The Bakers Oven and the Mega are two entirely different things - the former is tiny and good for smaller spaces while the Mega would heat a warehouse.  I like the idea of Bakers Oven...having seen one in use.

----------


## Moondog55

Proposed extension would be 6*8 metre with a raised ceiling so a large volume to heat.
We would also consider a ducting system to distribute heat, perhaps using a gas ducted heat system in conjunction on "fan only??" a good gas system would surely turn off the heating when the wood fire produced enough heat

----------


## johnc

> Proposed extension would be 6*8 metre with a raised ceiling so a large volume to heat.
> We would also consider a ducting system to distribute heat, perhaps using a gas ducted heat system in conjunction on "fan only??" a good gas system would surely turn off the heating when the wood fire produced enough heat

  I'd make sure the gas heater thermostat is in the same room as the woodheater.

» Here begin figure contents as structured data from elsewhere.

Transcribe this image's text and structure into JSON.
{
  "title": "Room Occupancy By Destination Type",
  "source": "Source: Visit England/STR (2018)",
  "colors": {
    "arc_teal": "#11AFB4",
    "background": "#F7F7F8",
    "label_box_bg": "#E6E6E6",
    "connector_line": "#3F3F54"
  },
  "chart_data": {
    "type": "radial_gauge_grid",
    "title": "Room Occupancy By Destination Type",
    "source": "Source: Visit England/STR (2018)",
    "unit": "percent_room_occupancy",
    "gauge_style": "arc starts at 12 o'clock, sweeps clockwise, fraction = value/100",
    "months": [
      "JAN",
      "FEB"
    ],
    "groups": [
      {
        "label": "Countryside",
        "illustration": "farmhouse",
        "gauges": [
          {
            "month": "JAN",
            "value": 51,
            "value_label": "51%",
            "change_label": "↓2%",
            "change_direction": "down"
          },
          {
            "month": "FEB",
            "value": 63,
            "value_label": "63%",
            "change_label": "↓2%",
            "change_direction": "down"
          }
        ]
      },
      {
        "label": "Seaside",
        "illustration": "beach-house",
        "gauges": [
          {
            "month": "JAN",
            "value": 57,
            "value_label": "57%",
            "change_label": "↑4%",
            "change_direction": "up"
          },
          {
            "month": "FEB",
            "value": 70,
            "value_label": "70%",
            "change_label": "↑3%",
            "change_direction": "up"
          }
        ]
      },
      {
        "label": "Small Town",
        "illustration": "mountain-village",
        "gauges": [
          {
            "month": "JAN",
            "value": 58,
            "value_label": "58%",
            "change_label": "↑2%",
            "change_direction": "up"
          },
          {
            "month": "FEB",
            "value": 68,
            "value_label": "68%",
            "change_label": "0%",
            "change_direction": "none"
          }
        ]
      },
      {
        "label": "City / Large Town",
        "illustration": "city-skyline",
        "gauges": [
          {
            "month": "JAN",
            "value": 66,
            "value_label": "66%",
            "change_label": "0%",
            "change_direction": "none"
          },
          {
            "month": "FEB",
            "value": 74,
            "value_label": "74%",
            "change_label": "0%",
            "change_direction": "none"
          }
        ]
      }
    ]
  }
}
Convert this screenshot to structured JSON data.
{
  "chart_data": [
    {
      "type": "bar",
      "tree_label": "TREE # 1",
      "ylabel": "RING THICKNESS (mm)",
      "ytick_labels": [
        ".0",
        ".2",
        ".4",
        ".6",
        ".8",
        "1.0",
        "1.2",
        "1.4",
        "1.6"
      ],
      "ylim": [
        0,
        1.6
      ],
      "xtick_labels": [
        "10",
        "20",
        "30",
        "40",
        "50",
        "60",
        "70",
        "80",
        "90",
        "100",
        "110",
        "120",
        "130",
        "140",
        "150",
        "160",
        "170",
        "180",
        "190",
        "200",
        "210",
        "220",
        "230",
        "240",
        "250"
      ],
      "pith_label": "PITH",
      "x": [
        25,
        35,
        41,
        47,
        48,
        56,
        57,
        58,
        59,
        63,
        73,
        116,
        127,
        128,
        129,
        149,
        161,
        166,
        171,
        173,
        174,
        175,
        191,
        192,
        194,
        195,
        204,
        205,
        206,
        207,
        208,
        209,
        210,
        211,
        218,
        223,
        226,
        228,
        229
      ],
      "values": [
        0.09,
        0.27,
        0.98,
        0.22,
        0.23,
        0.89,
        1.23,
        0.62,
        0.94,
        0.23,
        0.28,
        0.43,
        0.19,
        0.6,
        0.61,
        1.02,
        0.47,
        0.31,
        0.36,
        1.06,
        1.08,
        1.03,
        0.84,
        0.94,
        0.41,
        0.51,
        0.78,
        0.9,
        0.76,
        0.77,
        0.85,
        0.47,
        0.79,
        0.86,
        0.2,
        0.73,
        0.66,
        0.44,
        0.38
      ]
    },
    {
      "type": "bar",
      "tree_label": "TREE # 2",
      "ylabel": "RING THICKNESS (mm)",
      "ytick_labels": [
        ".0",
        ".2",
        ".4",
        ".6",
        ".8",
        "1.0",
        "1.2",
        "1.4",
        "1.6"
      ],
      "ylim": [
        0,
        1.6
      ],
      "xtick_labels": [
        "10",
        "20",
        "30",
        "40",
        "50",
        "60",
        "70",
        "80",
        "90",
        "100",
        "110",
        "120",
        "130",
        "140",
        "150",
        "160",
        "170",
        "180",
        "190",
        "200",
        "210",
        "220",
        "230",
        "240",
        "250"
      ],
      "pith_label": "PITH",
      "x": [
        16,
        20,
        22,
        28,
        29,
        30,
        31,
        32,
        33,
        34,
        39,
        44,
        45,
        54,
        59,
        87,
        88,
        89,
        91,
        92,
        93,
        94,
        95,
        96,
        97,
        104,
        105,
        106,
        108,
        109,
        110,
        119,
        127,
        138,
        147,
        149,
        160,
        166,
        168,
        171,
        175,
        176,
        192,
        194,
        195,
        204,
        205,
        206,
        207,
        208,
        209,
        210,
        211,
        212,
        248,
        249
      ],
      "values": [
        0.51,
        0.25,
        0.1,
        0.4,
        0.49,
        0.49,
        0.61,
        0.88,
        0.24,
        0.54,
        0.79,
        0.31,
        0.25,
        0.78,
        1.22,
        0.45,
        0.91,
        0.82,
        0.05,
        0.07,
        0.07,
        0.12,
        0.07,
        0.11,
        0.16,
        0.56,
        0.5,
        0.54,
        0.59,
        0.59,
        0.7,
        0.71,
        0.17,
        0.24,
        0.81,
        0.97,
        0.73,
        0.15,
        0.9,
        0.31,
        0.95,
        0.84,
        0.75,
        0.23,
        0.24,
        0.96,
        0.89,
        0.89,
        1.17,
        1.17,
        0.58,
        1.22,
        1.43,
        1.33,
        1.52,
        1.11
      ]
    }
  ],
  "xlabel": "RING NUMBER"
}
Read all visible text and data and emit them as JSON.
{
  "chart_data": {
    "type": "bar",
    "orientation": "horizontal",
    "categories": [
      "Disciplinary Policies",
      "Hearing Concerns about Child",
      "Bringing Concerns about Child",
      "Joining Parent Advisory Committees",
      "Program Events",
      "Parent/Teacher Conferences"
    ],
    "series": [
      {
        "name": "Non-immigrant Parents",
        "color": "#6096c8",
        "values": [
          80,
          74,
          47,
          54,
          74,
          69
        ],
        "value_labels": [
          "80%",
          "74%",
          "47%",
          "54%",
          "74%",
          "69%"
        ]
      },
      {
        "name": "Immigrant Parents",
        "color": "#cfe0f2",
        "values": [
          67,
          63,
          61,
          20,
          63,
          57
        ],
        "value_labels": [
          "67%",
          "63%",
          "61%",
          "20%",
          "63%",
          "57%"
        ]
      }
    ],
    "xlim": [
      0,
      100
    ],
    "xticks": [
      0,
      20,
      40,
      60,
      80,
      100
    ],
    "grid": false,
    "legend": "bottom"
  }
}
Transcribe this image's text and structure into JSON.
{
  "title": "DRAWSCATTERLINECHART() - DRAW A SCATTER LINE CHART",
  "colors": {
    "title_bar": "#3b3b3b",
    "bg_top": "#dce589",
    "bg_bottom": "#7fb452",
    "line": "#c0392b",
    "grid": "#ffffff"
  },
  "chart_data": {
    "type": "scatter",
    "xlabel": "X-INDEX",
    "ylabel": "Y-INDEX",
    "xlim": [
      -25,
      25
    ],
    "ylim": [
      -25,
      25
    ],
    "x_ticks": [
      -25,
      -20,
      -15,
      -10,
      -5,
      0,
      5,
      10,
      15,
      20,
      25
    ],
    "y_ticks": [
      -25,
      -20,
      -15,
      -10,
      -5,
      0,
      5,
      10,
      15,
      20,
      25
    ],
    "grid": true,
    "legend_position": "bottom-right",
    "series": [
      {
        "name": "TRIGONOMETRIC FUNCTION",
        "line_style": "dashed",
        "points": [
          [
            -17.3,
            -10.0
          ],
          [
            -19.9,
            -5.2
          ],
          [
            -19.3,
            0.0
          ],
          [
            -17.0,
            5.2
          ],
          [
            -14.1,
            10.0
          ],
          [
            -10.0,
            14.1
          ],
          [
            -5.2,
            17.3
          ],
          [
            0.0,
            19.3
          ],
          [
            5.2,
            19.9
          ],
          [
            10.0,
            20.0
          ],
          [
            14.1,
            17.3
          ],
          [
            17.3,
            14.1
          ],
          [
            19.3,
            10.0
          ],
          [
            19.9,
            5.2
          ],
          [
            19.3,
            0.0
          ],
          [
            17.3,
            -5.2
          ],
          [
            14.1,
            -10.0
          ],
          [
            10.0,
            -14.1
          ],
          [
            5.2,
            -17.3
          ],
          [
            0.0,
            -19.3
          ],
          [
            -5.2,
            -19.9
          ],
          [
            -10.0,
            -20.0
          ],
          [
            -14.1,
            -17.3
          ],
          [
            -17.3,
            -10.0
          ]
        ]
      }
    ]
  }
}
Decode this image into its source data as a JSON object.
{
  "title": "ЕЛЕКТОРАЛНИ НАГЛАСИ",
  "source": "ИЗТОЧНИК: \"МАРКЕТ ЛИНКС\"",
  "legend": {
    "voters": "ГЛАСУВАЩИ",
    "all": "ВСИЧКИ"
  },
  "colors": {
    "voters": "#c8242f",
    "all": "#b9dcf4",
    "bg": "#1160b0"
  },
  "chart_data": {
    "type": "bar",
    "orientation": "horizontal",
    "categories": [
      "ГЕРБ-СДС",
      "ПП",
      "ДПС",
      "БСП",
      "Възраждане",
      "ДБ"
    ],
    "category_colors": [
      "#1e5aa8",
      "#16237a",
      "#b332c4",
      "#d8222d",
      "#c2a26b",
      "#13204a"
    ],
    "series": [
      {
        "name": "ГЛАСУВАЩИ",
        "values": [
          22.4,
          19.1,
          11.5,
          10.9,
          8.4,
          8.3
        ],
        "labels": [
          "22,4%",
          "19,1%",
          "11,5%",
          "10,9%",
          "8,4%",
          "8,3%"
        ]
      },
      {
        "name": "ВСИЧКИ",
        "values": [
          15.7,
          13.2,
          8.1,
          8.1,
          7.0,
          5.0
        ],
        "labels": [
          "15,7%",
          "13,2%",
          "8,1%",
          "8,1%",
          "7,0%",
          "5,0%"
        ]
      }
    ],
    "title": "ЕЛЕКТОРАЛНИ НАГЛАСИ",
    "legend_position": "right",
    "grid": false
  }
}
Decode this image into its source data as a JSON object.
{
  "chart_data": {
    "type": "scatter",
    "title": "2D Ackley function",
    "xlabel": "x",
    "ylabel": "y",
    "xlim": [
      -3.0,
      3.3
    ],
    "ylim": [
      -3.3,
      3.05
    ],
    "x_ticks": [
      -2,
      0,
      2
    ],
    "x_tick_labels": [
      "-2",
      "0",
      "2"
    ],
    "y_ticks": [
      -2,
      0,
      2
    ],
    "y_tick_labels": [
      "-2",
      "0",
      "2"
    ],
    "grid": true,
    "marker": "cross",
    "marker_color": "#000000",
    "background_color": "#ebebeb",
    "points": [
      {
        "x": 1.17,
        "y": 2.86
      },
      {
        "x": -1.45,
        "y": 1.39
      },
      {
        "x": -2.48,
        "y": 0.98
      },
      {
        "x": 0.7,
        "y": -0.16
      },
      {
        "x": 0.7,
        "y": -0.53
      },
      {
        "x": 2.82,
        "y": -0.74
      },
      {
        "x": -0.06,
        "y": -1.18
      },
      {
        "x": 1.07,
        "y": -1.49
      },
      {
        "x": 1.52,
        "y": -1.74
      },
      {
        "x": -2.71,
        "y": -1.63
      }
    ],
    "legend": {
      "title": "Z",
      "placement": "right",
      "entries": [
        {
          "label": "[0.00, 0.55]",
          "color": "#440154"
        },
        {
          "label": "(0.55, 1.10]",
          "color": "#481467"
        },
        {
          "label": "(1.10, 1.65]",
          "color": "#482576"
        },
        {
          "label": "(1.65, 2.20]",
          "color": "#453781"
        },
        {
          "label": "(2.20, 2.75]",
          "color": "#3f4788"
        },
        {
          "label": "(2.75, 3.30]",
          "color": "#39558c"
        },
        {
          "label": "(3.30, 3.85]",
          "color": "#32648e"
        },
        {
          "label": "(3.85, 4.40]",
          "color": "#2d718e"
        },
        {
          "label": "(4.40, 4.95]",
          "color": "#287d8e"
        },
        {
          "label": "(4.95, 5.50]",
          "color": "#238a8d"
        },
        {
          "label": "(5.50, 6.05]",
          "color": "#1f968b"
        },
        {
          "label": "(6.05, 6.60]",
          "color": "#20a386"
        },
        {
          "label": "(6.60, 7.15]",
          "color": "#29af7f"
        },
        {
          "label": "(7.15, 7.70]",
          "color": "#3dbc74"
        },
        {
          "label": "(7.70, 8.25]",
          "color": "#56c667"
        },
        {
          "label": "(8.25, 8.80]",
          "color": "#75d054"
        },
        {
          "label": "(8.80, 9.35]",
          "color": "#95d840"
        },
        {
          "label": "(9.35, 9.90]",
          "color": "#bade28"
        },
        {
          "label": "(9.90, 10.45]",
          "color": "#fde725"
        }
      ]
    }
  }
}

We have both, a Jindara inbuilt coupled with ancient ducted heating. Fan only doesn't work for us, and wont unless the air intake is in the same room as the woodheater in my opinion as you need to draw in the heated air and the best source is near the heater. Currently we keep the woodbox full, feeding it before heading off to bed at night and in the morning before heading to work. With the system choked right down the house is usually about 18 degrees in the morning and same at about 6pm. It is only fully open (unchoked) for about five hours a day at most heating the kitchen/family area up to a max of about 24 degrees at most heat loss is about 4 degrees overnight. We may use the central heating about once a week at most, or to warm the house up if we have been away. The house isn't large, about 22 squares not all rooms benefit but none are particularly cold.  
I'm not sure I'd want anything as domineering as the bakers oven, however I've often wondered if using the wet jacket to power a convection radiator would work. You could have one in the bedroom areas while the woodheater warms the living area.

----------


## Moondog55

I was interested in the water jacket for the domestic HWS more than radiators.
interestingly I just got an email from Nectre, it seems even manufacturers are unaware of the new BCA rule on heat shields as I was told to use the Australian Standard to allow placement of the Mega close to a wall andof course we can't. 
Would it make a great difference to heat transfer if the return register was in a different room? I was thinking the opposite to make sure the extra heat from the wood fire was sucked back into the rest of the house. 
Of course work here has slowed right down and we still have not done the ducting for the other room, even tho the sucker fan is in and wired up.

----------


## Smurf

All my experience with wood heaters tells me that "too much" heat is a more common problem than "too little". 
Don't get a huge heater unless that's the size you really do need. It's well worth looking at the manufacturer's recommendations in terms of the area a particular unit will heat and making a decision based on that. 
Getting an oversized heater and running it choked off all the time is a sure way to end up with heaps of soot in the flue, the glass turning black and neighbours upset due to the smoke. Getting the right size and burning it properly overcomes all those problems. 
So far as the overall desirability of wood heaters is concerned, I will simply state that they are not for everyone. If there's nobody home all day, and you get home in the dark, then the chore of getting the heater going becomes an irritation rather quickly. Hence I use the wood heater on weekends, and just use the electric heater of an evening Monday - Friday noting that the house is empty all day and it's already well and truly dark by the time I get home.

----------